Machine Learning/LiftWing/Alerts

Kafka Consumer lag - ORESFetchScoreJobKafkaLag alert

When ORESFetchScoreJobKafkaLag alert fires it means that there is a lag between messages landing in Kafka topics and message consumption rate from Changeprop. What may be happening:

ORESFetchScoreJobs are taking too long to complete which results in an increased Job queue.
Lift Wing may be returning errors so Changeprop is retrying thus taking longer to complete.

First thing to do is explore mediawiki-errors on logstash and review the grafana Jobqueue dashboard to spot the time of the increase by investigating the "Job run duration" chart. Check if there were any deployments at that time affecting either the ORES extension of Lift Wing.

Changes for Lift Wing can be tracked on the inferenceservices repository. For the ORES extension we can follow the MediaWiki deployment notes. For example if we notice that the job duration increased when MediaWIki_1.31/wmf.29 was deployed, we visit the changelog page for MediaWiki and check if there is any deployment related to the ORES extension repository.

We should also explore the logs on Lift Wing to figure out if there is an obvious reason for this lag.

If there have been changes that increase job duration and nothing can else can be done, increasing the job concurrency value will improve the job duration (and empty the queue faster), but we should keep in mind that these resources are shared among jobs so increasing the concurrency may affect other jobs. This can be changed in changeprop-jobqueue values in the deployment-charts repository.

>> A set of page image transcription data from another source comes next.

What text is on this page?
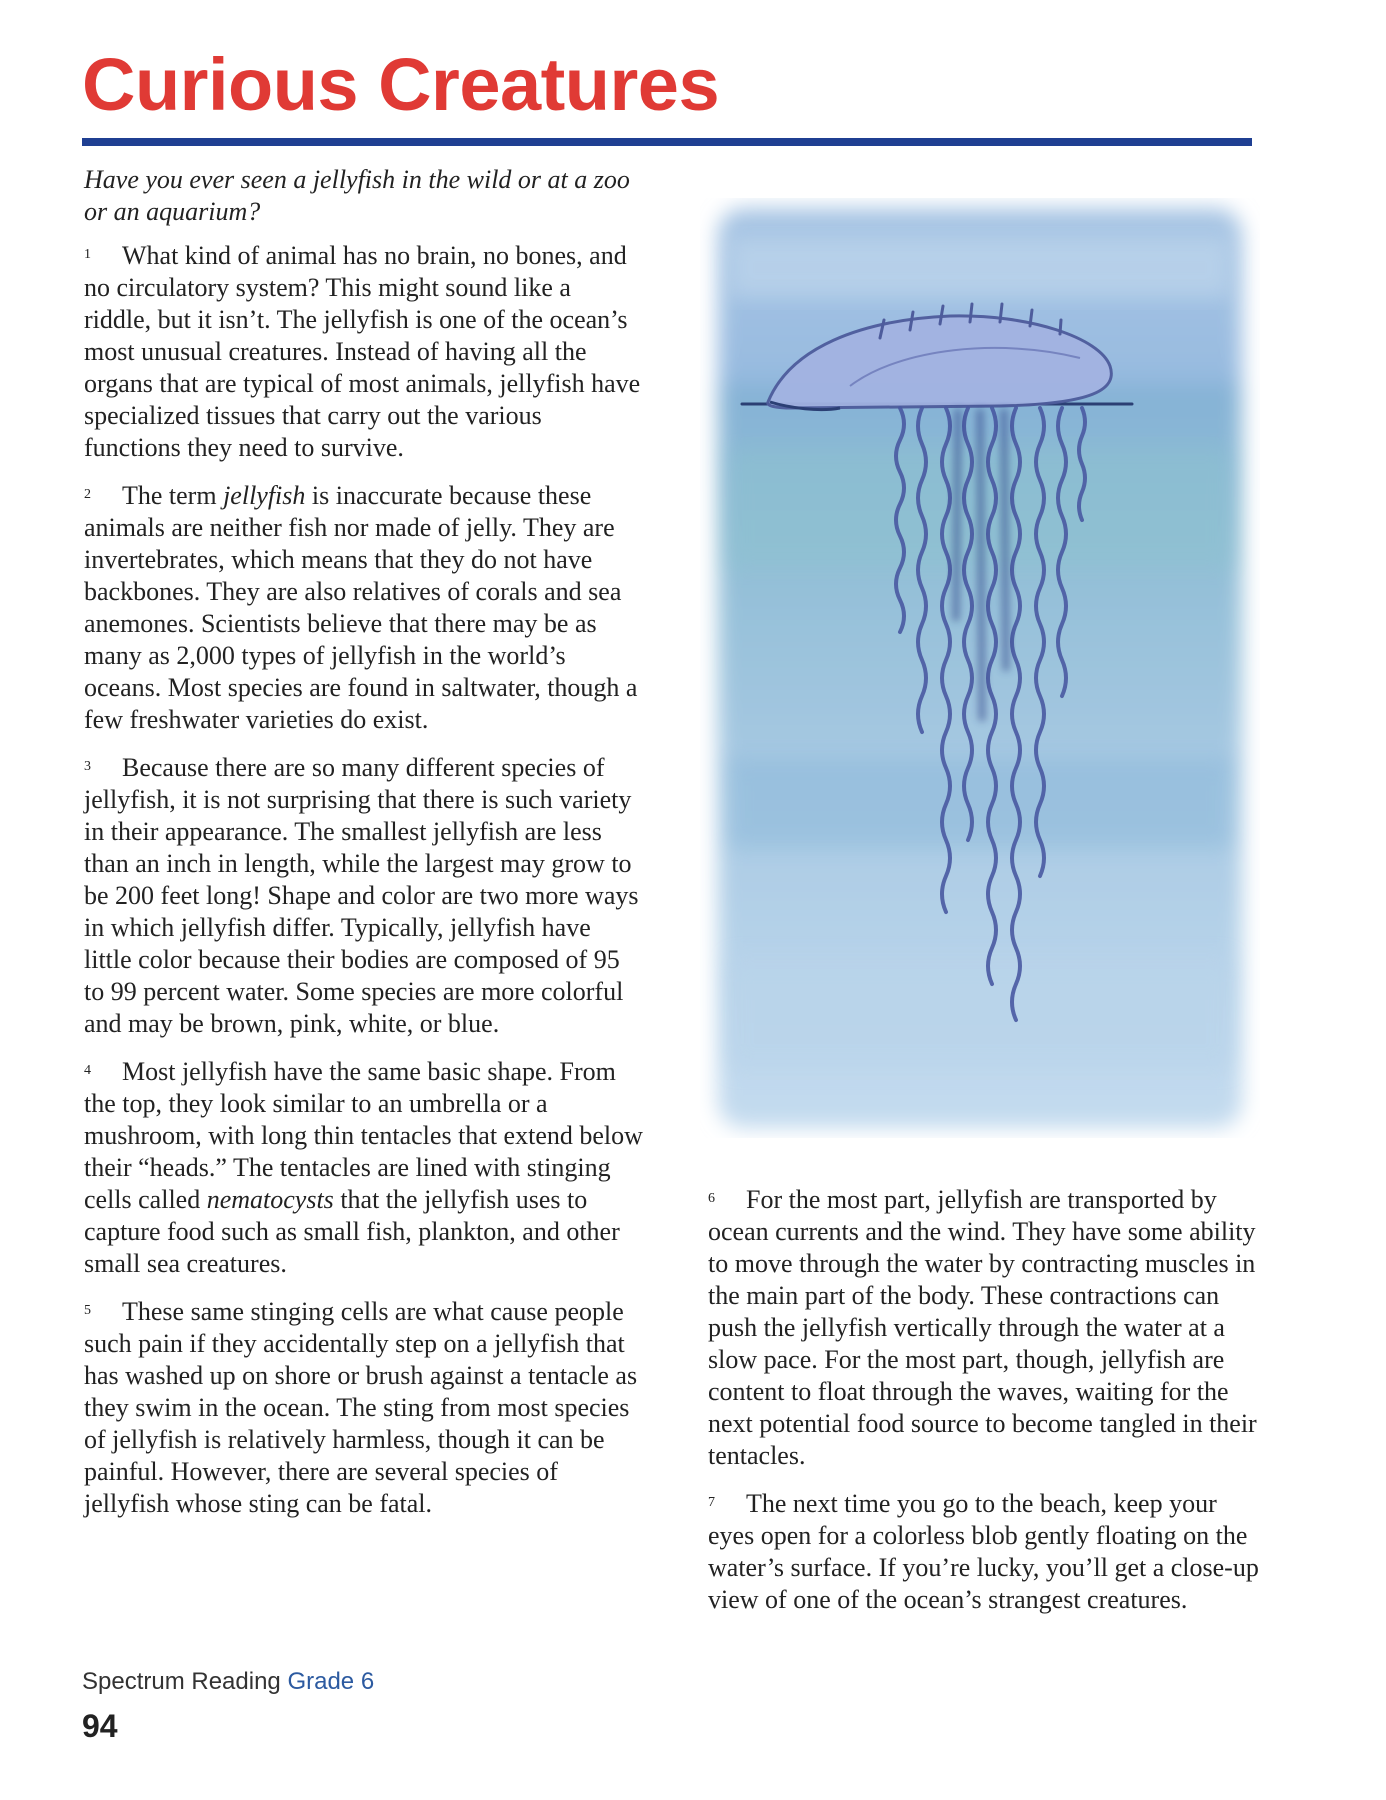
Curious Creatures

Have you ever seen a jellyfish in the wild or at a zoo or an aquarium?

1 What kind of animal has no brain, no bones, and no circulatory system? This might sound like a riddle, but it isn’t. The jellyfish is one of the ocean’s most unusual creatures. Instead of having all the organs that are typical of most animals, jellyfish have specialized tissues that carry out the various functions they need to survive.

2 The term jellyfish is inaccurate because these animals are neither fish nor made of jelly. They are invertebrates, which means that they do not have backbones. They are also relatives of corals and sea anemones. Scientists believe that there may be as many as 2,000 types of jellyfish in the world’s oceans. Most species are found in saltwater, though a few freshwater varieties do exist.

3 Because there are so many different species of jellyfish, it is not surprising that there is such variety in their appearance. The smallest jellyfish are less than an inch in length, while the largest may grow to be 200 feet long! Shape and color are two more ways in which jellyfish differ. Typically, jellyfish have little color because their bodies are composed of 95 to 99 percent water. Some species are more colorful and may be brown, pink, white, or blue.

4 Most jellyfish have the same basic shape. From the top, they look similar to an umbrella or a mushroom, with long thin tentacles that extend below their “heads.” The tentacles are lined with stinging cells called nematocysts that the jellyfish uses to capture food such as small fish, plankton, and other small sea creatures.

5 These same stinging cells are what cause people such pain if they accidentally step on a jellyfish that has washed up on shore or brush against a tentacle as they swim in the ocean. The sting from most species of jellyfish is relatively harmless, though it can be painful. However, there are several species of jellyfish whose sting can be fatal.

6 For the most part, jellyfish are transported by ocean currents and the wind. They have some ability to move through the water by contracting muscles in the main part of the body. These contractions can push the jellyfish vertically through the water at a slow pace. For the most part, though, jellyfish are content to float through the waves, waiting for the next potential food source to become tangled in their tentacles.

7 The next time you go to the beach, keep your eyes open for a colorless blob gently floating on the water’s surface. If you’re lucky, you’ll get a close-up view of one of the ocean’s strangest creatures.

Spectrum Reading Grade 6
94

Inference Services High Memory Usage - InfServiceHighMemoryUsage alert

This alert fires when memory utilization of the kserve-container of an Inference Service is above 90% of the container limit for more than 5 minutes. If a deployment has been made recently we focus on the recent changes to find something that is increasing memory usage. Otherwise we explore the requests that have been made by looking at the logs to see if the issue is connected to the inputs. In both cases exploring the memory utilization before the spike by looking at the "Kubernetes Container Details" Grafana dashboard will help us understand if the specified resources were tight or there is an issue that needs to be resolved.

LiftWingServiceErrorRate

Istio Dashboard

This alert fires if the percentage of error status codes (5XX and 0) from an Istio service is larger than a given threshold. Note that this means 3XXs and 4XXs are not considered errors, since they are usually client-caused. The error code 0 indicates that the connection was closed (usually by the client) before a normal HTTP response code could be sent.

Possible causes for this alert are breakage in the LW service itself, or upstream timing our or failing in a way that is not handled well by the LW service. It may also be due to a misbehaving client. Note that going over the rate limit would cause 429 responses either from LW or the API GW, and so this alert would not fire.